This story was in Science Daily but also on many other news sources.
“Beekeepers across the United States lost more than 40 percent of their honey bee colonies during the year spanning April 2014 to April 2015”
Among hobbyists, it looks like varroa mite is a big factor. There is significant speculation about a variety of causes, but so far there is not a clear consensus. Pesticides are thought to play a role, but not every study agrees.
I have 2 active hives now, one with Italian honeybees and a second with a new colony of Russian:Carniolan hybrids.

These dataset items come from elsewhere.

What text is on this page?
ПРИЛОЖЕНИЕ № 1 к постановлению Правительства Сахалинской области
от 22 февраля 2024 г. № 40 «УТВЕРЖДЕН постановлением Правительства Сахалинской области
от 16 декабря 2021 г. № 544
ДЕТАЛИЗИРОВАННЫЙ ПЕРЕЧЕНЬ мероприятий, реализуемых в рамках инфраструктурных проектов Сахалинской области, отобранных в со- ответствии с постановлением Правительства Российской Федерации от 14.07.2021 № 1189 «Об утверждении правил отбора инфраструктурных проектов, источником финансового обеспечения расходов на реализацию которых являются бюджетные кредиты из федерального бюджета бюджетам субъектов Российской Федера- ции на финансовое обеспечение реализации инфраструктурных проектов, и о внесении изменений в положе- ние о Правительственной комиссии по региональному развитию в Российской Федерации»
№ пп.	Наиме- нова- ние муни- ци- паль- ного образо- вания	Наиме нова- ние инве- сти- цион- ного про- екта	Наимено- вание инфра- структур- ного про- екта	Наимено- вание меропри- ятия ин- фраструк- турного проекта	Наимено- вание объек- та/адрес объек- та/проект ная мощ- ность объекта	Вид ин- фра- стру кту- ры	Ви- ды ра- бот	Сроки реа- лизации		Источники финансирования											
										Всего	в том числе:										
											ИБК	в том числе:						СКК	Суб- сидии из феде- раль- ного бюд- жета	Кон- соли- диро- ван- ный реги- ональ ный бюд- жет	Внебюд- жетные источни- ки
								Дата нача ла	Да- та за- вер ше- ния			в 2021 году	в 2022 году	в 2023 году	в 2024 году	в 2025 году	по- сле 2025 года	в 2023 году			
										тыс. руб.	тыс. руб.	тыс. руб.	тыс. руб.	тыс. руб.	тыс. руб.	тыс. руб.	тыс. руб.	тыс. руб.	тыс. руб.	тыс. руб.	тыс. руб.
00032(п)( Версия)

The Italians split and I was not able to catch the swarm, but the mother colony is flourishing. I have had 2 other hives with colonies that disappeared. I don’t know if those were colony collapse disorder, or other cause.
As a rank amateur, I still believe there is a role for resource and environmental stewardship. Without proof of benefit, but doing research in books and internet, these are the things I am doing to support pollinating insects.
I don’t use insecticides.
I plant pollen and nectar bearing shade trees. Over the past 3 years, I’ve planted 4 European Lindens, 1 American Linden, 1 Sourwood, and 3 Red Maples. I also planted a willow hedge for early pollen.
I did away with about 1/2 acre of my 2 are property’s grass, replacing with a wildflower meadow. The wildflower seeds were obtained from outsidepride.com, designated for my area. I am also in the process of adding patches of borage, clover, meadowfoam, phacelia (bee friend), and other pollen and nectar bearing plants.
My hives are organic. The honeycomb is not reused. The reason is, there is thought that reusing honeycomb concentrates insecticides in the bee colony.
I had my property registered with the state of Washington as a wildlife habitat. The reason for doing so was, in part, to avoid neighbors’ complaining about having a wildlife meadow. That may be excessive - two properties over is a pasture with donkeys, and 2 more properties over is a pasture with horses.
Honeybees forage an area with diameter of 3 to 5 miles. I can’t control what other property owners might do. I have neighbors who live very comfortably with chemistry. I hope that giving my honeybees, and other beneficial insects, a good environment on my property, I can at least dilute out the effects of what people further aflight might be doing.
I know there is a wide range of comfort on this site with insecticides and herbicides. I do not argue with pesticide users - nor will I - but I do think there is a place for organic orcharding and environmental stewardship.
As for how my orchard does without insecticides, it is early to say. I don’t have a commercial orchard with vast numbers of trees. I aim for disease resistant varieties when I can. I am experimenting with bagging. I get a lot of great plums, and we’ll see if I get a lot of apples this year. Peaches… we’ll see. Figs - usually get a lot, we’ll see this year. Cherries - usually quite a lot.